G muses on its construction and intentions. He says that it's not really like anything he's written and that he's looking to write something more “inspired” next time. “There's not any lyrical themes really. There's an overriding musical theme though. I like them to sound sweet, like you're listening to the radio. It's like radio pop but a little bit like you're in a dream as well. I wanted it to sound off-kilter. That's the theme: off-kilter.”
Despite saying that the lyrics don't follow any narrative arc, there are some links, at least from the outside. The subject matter is pretty much what you'd expect from a 21-year-old student: relationships (both romantic and platonic), a steaming dollop of adult anxiety, intoxication, inebriation, and cult movies (“Harvey” is based on the '50s flick of the same name that inspired Donnie Darko). Giannascoli is playing fast and loose with his emotions, delivering a cavalier attitude towards self-censorship, which results in a thoroughly honest LP. Peel back the layers of fuzz and you've got yourself a salt-of-the-earth anthology with an everyman streak.
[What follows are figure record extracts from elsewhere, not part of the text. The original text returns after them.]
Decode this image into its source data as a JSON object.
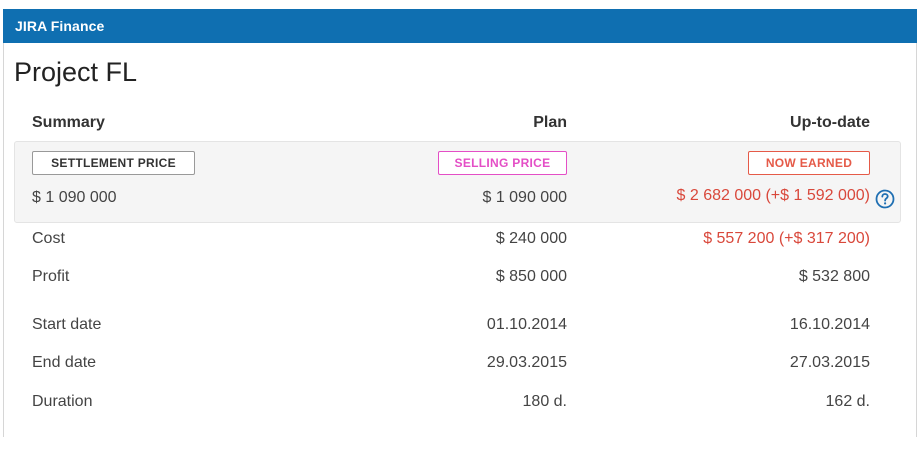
{
  "app": {
    "title": "JIRA Finance"
  },
  "project": {
    "title": "Project FL"
  },
  "table": {
    "headers": {
      "summary": "Summary",
      "plan": "Plan",
      "up_to_date": "Up-to-date"
    },
    "price": {
      "settlement_label": "SETTLEMENT PRICE",
      "selling_label": "SELLING PRICE",
      "earned_label": "NOW EARNED",
      "settlement_value": "$ 1 090 000",
      "plan_value": "$ 1 090 000",
      "up_to_date_value": "$ 2 682 000 (+$ 1 592 000)"
    },
    "rows": [
      {
        "label": "Cost",
        "plan": "$ 240 000",
        "up_to_date": "$ 557 200 (+$ 317 200)"
      },
      {
        "label": "Profit",
        "plan": "$ 850 000",
        "up_to_date": "$ 532 800"
      },
      {
        "label": "Start date",
        "plan": "01.10.2014",
        "up_to_date": "16.10.2014"
      },
      {
        "label": "End date",
        "plan": "29.03.2015",
        "up_to_date": "27.03.2015"
      },
      {
        "label": "Duration",
        "plan": "180 d.",
        "up_to_date": "162 d."
      }
    ]
  },
  "colors": {
    "header_bar": "#0f6fb1",
    "selling_accent": "#e44ec6",
    "earned_accent": "#e55a48",
    "over_budget_text": "#d9483b",
    "help_icon": "#1f6fb2"
  },
  "icons": {
    "help": "question-circle-icon"
  }
}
Each track – despite sounding scuzzy and raw – boasts a hearty pop core. “Hollow” is soft, gently haunting and brittle, like a post-folk/Pavement ballad; “Promise” is a dream-funk with all the components of a great Metronomy-esque belter; “After Ur Gone” is scratchy, knee-graze fuzz-rock. It's this track that's been the figurehead for DSU's mission. G explains its simple origins. “That was actually written way before DSU or other albums. When I was a teen I'd smoke a lot of pot and just record. It was a really long song. I figured I could bring it to this album, so I just edited it down and made it fit in with the rest.”
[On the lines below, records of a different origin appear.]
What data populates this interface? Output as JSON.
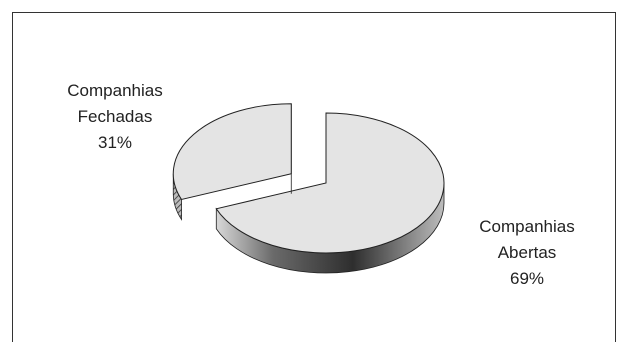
{
  "chart_data": {
    "type": "pie",
    "title": "",
    "style": "3d-exploded",
    "slices": [
      {
        "label_line1": "Companhias",
        "label_line2": "Abertas",
        "value": 69,
        "value_text": "69%",
        "color": "#e4e4e4",
        "exploded": false
      },
      {
        "label_line1": "Companhias",
        "label_line2": "Fechadas",
        "value": 31,
        "value_text": "31%",
        "color": "#e4e4e4",
        "exploded": true
      }
    ],
    "legend": "none"
  },
  "colors": {
    "slice_fill": "#e4e4e4",
    "slice_side_dark": "#3a3a3a",
    "outline": "#222222"
  }
}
It's hard to believe that even now that Alex G and DSU are fully revealed to the public consciousness, and he's ruthlessly plying his wares to the world, that his capacity for creativity is even slightly diminishing. “I'm always working on my shit,” he explains. “I think that DSU is a compilation of recordings from that time period of like a few years ago. Once I'm finished making music and I know there's a whole album's worth of material I edit them and make them more fluid and cohesive together. I have a couple more songs that I'm working at the moment on that I'll probably put out soon. I couldn't say for sure when they'd be done though!”
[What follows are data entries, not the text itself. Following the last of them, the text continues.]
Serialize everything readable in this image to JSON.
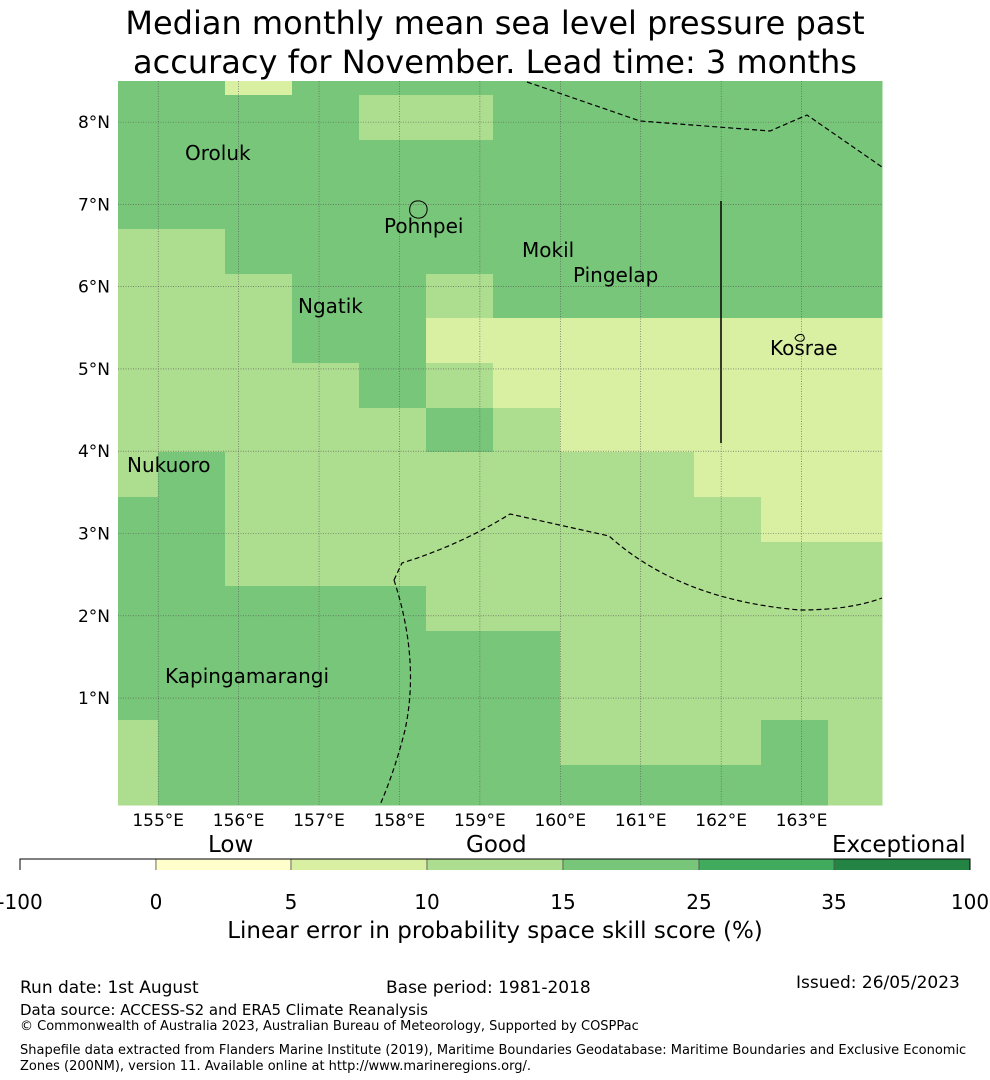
{
  "title": "Median monthly mean sea level pressure past\naccuracy for November. Lead time: 3 months",
  "map": {
    "lon_min": 154.5,
    "lon_max": 164.0,
    "lat_min": -0.3,
    "lat_max": 8.5,
    "lon_ticks": [
      "155°E",
      "156°E",
      "157°E",
      "158°E",
      "159°E",
      "160°E",
      "161°E",
      "162°E",
      "163°E"
    ],
    "lat_ticks": [
      "1°N",
      "2°N",
      "3°N",
      "4°N",
      "5°N",
      "6°N",
      "7°N",
      "8°N"
    ],
    "place_labels": [
      "Oroluk",
      "Pohnpei",
      "Mokil",
      "Pingelap",
      "Ngatik",
      "Kosrae",
      "Nukuoro",
      "Kapingamarangi"
    ]
  },
  "colorbar": {
    "category_labels": [
      "Low",
      "Good",
      "Exceptional"
    ],
    "ticks": [
      "-100",
      "0",
      "5",
      "10",
      "15",
      "25",
      "35",
      "100"
    ],
    "colors": [
      "#ffffff",
      "#ffffcc",
      "#d9f0a3",
      "#addd8e",
      "#78c679",
      "#41ab5d",
      "#238443"
    ],
    "title": "Linear error in probability space skill score (%)"
  },
  "footer": {
    "run_date": "Run date: 1st August",
    "base_period": "Base period: 1981-2018",
    "issued": "Issued: 26/05/2023",
    "data_source": "Data source: ACCESS-S2 and ERA5 Climate Reanalysis",
    "copyright": "© Commonwealth of Australia 2023, Australian Bureau of Meteorology, Supported by COSPPac",
    "shapefile": "Shapefile data extracted from Flanders Marine Institute (2019), Maritime Boundaries Geodatabase: Maritime Boundaries and Exclusive Economic Zones (200NM), version 11. Available online at http://www.marineregions.org/."
  }
}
This year has been quite the whirlwind for Giannascoli. Less than 12 months ago you'd be hard pressed getting him to believe exactly where he's ended up, and all the successes that DSU has brought. “What's been the best thing to happen this year?! I don't know!” he says almost flustered, as if the antics of 2014 still haven't sunk in, which results in him praising the city planning department of the UK's capitol. “...coming to London has definitely been one of the best things. I love the way it's so curvy...Philadelphia is like a grid.”
Despite still reeling from the immense year, it's crucial to bear in mind how much of a beginning this all is for the 21-year-old. A beginning met with unanimous applause and promises of grand futures, sure, but a beginning nonetheless. Giannascoli's been peddling noise for years, and there's little that'll get in the way of him continuing that, come rain or shine, audience or no audience. The most vital part of the future for Giannascoli isn't riches, flashy cars or a fawning fandoms; dignity and creative integrity are his only aims. “I will just do anything that means that I can have total control over the music,” he says, before tacking on a caveat, almost for his own peace of mind. “I'd like to have another record out next year, but I don't know. That's my goal.”
DSU is out now on Lucky Number. Alex G returns to the UK next March.